Théorie de la perspective temporelle
La théorie des « perspectives temporelles », développée par Zimbardo et Boyd[5], classe les individus en fonction de leur orientation temporelle. Ils distinguent cinq dimensions et y classent les individus : passé positif (l’accent est mis sur des expériences positives remontant souvent à l’enfance), passé négatif (approche négative et regrets par rapport à des opportunités ratées dans le passé), présent hédoniste (seule la satisfaction immédiate des tentations compte), présent fataliste (absence perçue de contingence entre les comportement et conséquences, accent mis sur la chance, le destin, etc.) et futur (orientation sur le long-terme et atteinte d’objectifs distants). Plusieurs études basées sur cette approche ont confirmé le lien et l’impact de la perspective temporelle et certains comportements. L’approche au temps de chaque individu influe ainsi profondément sur ses décisions et son comportement. Les individus très axés sur le présent ayant plus de mal à résister aux tentations.
Ces constats doivent toutefois être liés au contexte institutionnel et à l’environnement des entreprises dans lesquels agissent les acteurs. La responsabilité des individus est certes centrale, mais elle peut être largement influencée par l’environnement institutionnel et le style de management dans lequel évoluent ces individus. Des organisations marquées par un leadership très autoritaire, des exigences de rendement trop fortes ou une compétition exacerbée pourraient encourager des profils plus axés sur le présent plutôt que sur le futur.

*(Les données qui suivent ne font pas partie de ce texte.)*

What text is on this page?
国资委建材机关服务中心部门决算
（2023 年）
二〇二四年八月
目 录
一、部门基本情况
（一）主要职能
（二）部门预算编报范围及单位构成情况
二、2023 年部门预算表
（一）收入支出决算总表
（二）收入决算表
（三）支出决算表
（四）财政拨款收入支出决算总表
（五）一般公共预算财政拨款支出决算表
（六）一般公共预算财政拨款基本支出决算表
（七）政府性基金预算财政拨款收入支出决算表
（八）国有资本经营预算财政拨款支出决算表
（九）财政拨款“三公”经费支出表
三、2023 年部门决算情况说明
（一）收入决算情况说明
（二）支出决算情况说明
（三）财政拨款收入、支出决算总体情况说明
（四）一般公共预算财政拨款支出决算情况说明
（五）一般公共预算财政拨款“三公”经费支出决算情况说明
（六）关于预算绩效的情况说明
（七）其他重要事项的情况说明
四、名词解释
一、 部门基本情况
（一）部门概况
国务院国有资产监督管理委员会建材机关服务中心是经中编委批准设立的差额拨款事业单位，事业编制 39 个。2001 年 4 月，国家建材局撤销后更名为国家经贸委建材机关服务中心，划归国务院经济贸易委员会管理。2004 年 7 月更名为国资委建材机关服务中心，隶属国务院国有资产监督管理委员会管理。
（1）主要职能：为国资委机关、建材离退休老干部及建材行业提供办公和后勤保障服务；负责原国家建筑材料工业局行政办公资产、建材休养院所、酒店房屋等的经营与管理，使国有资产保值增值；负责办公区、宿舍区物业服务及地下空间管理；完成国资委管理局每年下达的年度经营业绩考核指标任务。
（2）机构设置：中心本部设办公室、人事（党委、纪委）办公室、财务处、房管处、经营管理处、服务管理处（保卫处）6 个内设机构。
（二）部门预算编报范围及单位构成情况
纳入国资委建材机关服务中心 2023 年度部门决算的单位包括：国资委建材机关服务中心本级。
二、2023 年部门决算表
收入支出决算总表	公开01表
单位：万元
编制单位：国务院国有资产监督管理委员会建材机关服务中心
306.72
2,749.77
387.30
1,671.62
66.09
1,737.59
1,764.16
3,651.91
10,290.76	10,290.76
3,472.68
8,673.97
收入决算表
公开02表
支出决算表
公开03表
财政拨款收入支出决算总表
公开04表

L’orientation temporelle du management et des actionnaires d’une entreprise est donc clé. Ce sont ces derniers qui diffuseront les incitations positives ou négatives et qui définiront donc le cadre temporel de leur organisation. C’est en effet la structure actionnariale d’une entreprise qui détermine les actions du management et donc sa performance [6].
Quelles recommandations ?
D’abord, les entreprises gagneraient à mieux identifier la préférence temporelle de ses administrateurs et dirigeants en les « testant ». Un dirigeant beaucoup trop axé sur le présent a plus de chances de faire dévier son entreprise. Ensuite, elles pourraient mettre en place des mécanismes pour rappeler régulièrement les tentations les plus importantes auxquels sont exposés les administrateurs ou dirigeants afin qu’ils puissent mieux y résister. De plus, les écoles de commerce et universités formant les administrateurs et dirigeants doivent renforcer les cours liés à l’éthique. Enfin, les fédérations professionnelles devraient lancer une réflexion sur une refonte des incitations et modes de rémunérations.

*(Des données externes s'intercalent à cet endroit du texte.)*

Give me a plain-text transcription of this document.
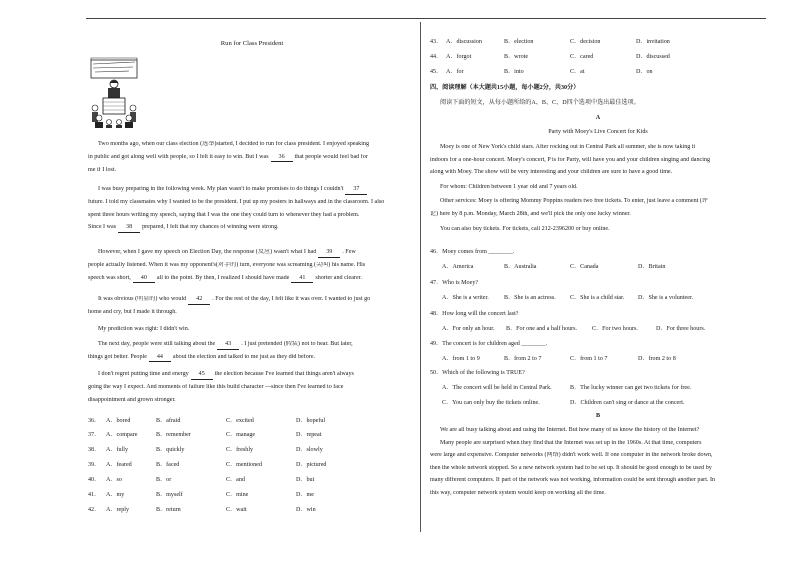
Run for Class President
Two months ago, when our class election (选举)started, I decided to run for class president. I enjoyed speaking
in public and got along well with people, so I felt it easy to win. But I was 36 that people would feel bad for
me if I lost.
I was busy preparing in the following week. My plan wasn't to make promises to do things I couldn't 37
future. I told my classmates why I wanted to be the president. I put up my posters in hallways and in the classroom. I also
spent three hours writing my speech, saying that I was the one they could turn to whenever they had a problem.
Since I was 38 prepared, I felt that my chances of winning were strong.
However, when I gave my speech on Election Day, the response (反应) wasn't what I had 39 . Few
people actually listened. When it was my opponent's(对手的) turn, everyone was screaming (尖叫) his name. His
speech was short, 40 all to the point. By then, I realized I should have made 41 shorter and clearer.
It was obvious (明显的) who would 42 . For the rest of the day, I felt like it was over. I wanted to just go
home and cry, but I made it through.
My prediction was right: I didn't win.
The next day, people were still talking about the 43 . I just pretended (假装) not to hear. But later,
things got better. People 44 about the election and talked to me just as they did before.
I don't regret putting time and energy 45 the election because I've learned that things aren't always
going the way I expect. And moments of failure like this build character —since then I've learned to face
disappointment and grown stronger.
36． A．bored	B．afraid	C．excited	D．hopeful
37． A．compare	B．remember	C．manage	D．repeat
38． A．fully	B．quickly	C．freshly	D．slowly
39． A．feared	B．faced	C．mentioned	D．pictured
40． A．so	B．or	C．and	D．but
41． A．my	B．myself	C．mine	D．me
42． A．reply	B．return	C．wait	D．win
43． A．discussion	B．election	C．decision	D．invitation
44． A．forgot	B．wrote	C．cared	D．discussed
45． A．for	B．into	C．at	D．on
四、阅读理解（本大题共15小题，每小题2分，共30分）
阅读下面的短文，从每小题所给的A、B、C、D四个选项中选出最佳选项。
A
Party with Moey's Live Concert for Kids
Moey is one of New York's child stars. After rocking out in Central Park all summer, she is now taking it
indoors for a one-hour concert. Moey's concert, P is for Party, will have you and your children singing and dancing
along with Moey. The show will be very interesting and your children are sure to have a good time.
For whom: Children between 1 year old and 7 years old.
Other services: Moey is offering Mommy Poppins readers two free tickets. To enter, just leave a comment (评
论) here by 8 p.m. Monday, March 28th, and we'll pick the only one lucky winner.
You can also buy tickets. For tickets, call 212-2396200 or buy online.
46．Moey comes from ________.
A．America	B．Australia	C．Canada	D．Britain
47．Who is Moey?
A．She is a writer.	B．She is an actress. C．She is a child star. D．She is a volunteer.
48．How long will the concert last?
A．For only an hour. B．For one and a half hours. C．For two hours.	D．For three hours.
49．The concert is for children aged ________.
A．from 1 to 9	B．from 2 to 7	C．from 1 to 7	D．from 2 to 8
50．Which of the following is TRUE?
A．The concert will be held in Central Park.	B．The lucky winner can get two tickets for free.
C．You can only buy the tickets online.	D．Children can't sing or dance at the concert.
B
We are all busy talking about and using the Internet. But how many of us know the history of the Internet?
Many people are surprised when they find that the Internet was set up in the 1960s. At that time, computers
were large and expensive. Computer networks (网络) didn't work well. If one computer in the network broke down,
then the whole network stopped. So a new network system had to be set up. It should be good enough to be used by
many different computers. If part of the network was not working, information could be sent through another part. In
this way, computer network system would keep on working all the time.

La morale ne peut-elle se pratiquer que par la contrainte ? Si la réponse est positive, renforcer les sanctions imposées par les régulateurs et les États serait la seule solution efficace.
Pourtant, une
autre solution axée sur les professionnels de l’administration des entreprises
et dirigeants d’entreprises existe. Elle consisterait à comprendre l’importance
du lien entre incitations financières, rapport au temps et morale. Il suffirait
alors d’agir sur les effets réputationnels, les modes de rémunération et les
styles de leadership pour concilier
profitabilité et morale.
Djellil Bouzidi
[1] Voir l’article du Financial Times « McKinsey: after the fall »
[2] Christensen C. (2010), « How Will You Measure Your Life », Harvard Business Review.

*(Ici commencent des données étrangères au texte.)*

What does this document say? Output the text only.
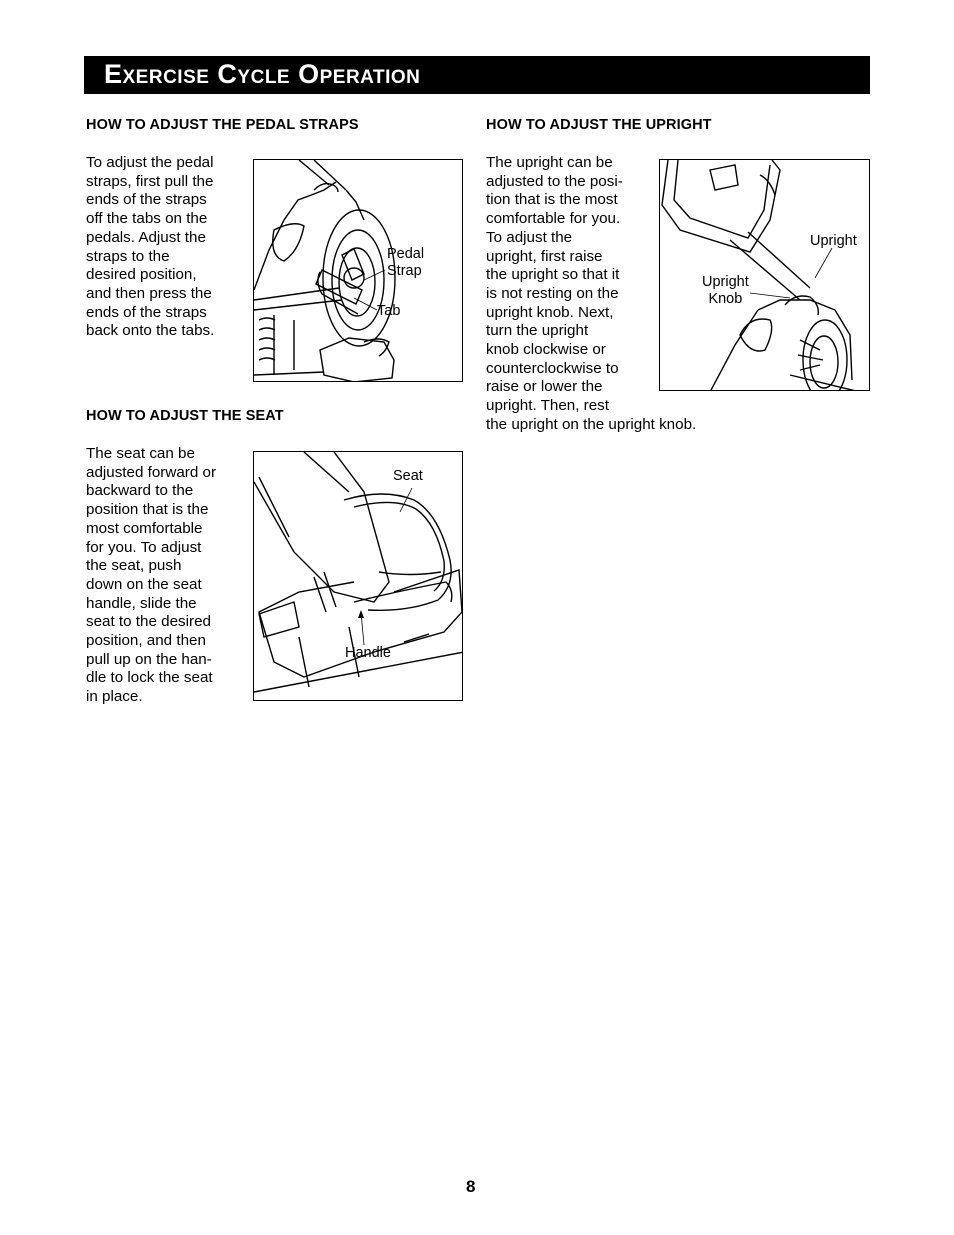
Exercise Cycle Operation
HOW TO ADJUST THE PEDAL STRAPS
To adjust the pedal
straps, first pull the
ends of the straps
off the tabs on the
pedals. Adjust the
straps to the
desired position,
and then press the
ends of the straps
back onto the tabs.
Pedal
Strap
Tab
HOW TO ADJUST THE SEAT
The seat can be
adjusted forward or
backward to the
position that is the
most comfortable
for you. To adjust
the seat, push
down on the seat
handle, slide the
seat to the desired
position, and then
pull up on the han-
dle to lock the seat
in place.
Seat
Handle
HOW TO ADJUST THE UPRIGHT
The upright can be
adjusted to the posi-
tion that is the most
comfortable for you.
To adjust the
upright, first raise
the upright so that it
is not resting on the
upright knob. Next,
turn the upright
knob clockwise or
counterclockwise to
raise or lower the
upright. Then, rest
the upright on the upright knob.
Upright
Upright
Knob
8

[3] Le prix Nobel d’économie Kahneman D. (2012) dans « Thinking Fast and Slow », Farrar, Straus et Giroux, a bien formalisé et modélisé également ce type de comportement.
[4] Sheldon O., Fishbach A. (2015), « Anticipating and Resisting the Temptation to Behave Unethically », Personality and Social Psychology Bulletin.
[5] Zimbardo P. and Boyd J. (1999), « Putting Time in Perspective : A Valid, Reliable Individual-Differences Metric », Journal of Personality and Social Psychology.
[6] Notons également que plus généralement, les normes comptables et prudentielles internationales orientent le système vers une préférence pour le court-terme.